Laura Hodges Taylor, a partner at the Boston law firm Goodwin Procter, said it's not just the IPO market that's driving biotech deals. It's the fact that so many millions of dollars have been raised by venture firms over the past few years -- and that new life-science funds continue to be raised.
''Some of these funds are huge," Hodges Taylor said. ''I think people still see life sciences as the future technology with upside. It's going to be a major part of the economic growth of the next decade."
Biotechnology was by far the briskest area of venture investing in New England last year, as firms poured $802 million into life-science deals, or nearly one in every three dollars invested. By contrast, the software sector, generally the Boston area's strongest start-up realm, raised $593 million, according to PricewaterhouseCoopers, an accounting firm that tracks venture activity.

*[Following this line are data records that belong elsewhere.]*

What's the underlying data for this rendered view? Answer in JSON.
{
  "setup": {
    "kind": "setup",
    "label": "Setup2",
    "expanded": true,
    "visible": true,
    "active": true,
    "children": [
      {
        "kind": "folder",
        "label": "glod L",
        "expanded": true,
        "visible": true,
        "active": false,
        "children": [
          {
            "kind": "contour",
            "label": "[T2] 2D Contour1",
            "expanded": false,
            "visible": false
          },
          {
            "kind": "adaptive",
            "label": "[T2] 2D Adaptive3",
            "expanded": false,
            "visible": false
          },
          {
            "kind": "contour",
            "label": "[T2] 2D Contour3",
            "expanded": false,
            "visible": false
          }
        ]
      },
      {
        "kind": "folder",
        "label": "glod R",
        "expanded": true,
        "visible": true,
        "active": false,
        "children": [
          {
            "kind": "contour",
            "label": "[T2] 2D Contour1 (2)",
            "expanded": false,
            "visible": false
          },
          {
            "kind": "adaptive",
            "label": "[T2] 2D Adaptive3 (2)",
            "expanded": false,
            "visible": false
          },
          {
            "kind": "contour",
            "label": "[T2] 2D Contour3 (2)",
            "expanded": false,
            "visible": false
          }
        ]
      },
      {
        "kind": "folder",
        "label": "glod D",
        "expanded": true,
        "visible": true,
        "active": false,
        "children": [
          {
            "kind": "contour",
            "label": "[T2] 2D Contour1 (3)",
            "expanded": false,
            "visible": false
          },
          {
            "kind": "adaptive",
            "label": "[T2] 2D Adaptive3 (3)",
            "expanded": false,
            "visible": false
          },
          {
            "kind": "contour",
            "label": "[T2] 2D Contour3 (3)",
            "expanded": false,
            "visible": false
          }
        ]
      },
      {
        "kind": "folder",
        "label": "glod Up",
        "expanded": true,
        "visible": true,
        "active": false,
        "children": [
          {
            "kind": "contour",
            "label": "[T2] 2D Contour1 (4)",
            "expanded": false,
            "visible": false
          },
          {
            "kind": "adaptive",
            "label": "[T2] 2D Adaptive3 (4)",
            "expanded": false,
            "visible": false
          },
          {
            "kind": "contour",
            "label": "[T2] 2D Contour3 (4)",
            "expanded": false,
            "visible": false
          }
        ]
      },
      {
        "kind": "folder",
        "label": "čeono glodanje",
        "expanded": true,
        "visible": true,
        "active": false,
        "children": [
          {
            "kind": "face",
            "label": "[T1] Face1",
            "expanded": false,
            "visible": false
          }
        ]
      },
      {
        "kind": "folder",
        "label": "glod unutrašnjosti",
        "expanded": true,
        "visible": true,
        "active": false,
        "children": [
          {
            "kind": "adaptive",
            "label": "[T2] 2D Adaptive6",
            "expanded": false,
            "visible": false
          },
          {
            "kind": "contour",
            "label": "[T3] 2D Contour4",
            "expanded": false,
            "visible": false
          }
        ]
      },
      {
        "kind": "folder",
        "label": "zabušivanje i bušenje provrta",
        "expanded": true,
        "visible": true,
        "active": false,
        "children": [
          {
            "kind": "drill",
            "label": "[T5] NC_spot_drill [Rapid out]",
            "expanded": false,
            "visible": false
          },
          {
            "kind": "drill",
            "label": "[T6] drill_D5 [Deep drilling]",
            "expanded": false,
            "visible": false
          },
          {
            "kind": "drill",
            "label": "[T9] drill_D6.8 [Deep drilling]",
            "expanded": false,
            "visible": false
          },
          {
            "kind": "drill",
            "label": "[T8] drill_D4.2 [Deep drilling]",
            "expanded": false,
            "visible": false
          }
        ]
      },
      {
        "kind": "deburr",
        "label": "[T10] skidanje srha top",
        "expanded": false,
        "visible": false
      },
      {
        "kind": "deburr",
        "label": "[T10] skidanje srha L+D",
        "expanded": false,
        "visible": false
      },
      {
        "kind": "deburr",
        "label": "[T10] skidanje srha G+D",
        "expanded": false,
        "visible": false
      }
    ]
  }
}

The big risk with biotech firms, which is often even more pronounced than at high-tech start-ups, is that it often takes years for investments to pay off. ''Like the Internet, these things don't have instant revenues," said Hodges Taylor.
Highland's Mulloy said Archemix has something of a headstart in that its founding technology was developed at the University of Colorado 14 years ago. Aptamer therapies are ready for prime time, he said. The company's first drug, an anticoagulant for coronory [sic] bypass surgery, is scheduled to go to clinical trials this year.
Other venture firms in the deal include Atlas Venture, Prospect Venture Partners, Schroder Ventures Life Sciences, Rho Ventures, Care Capital, MDS Capital, POSCO BioVentures, and US Trust Private Equity.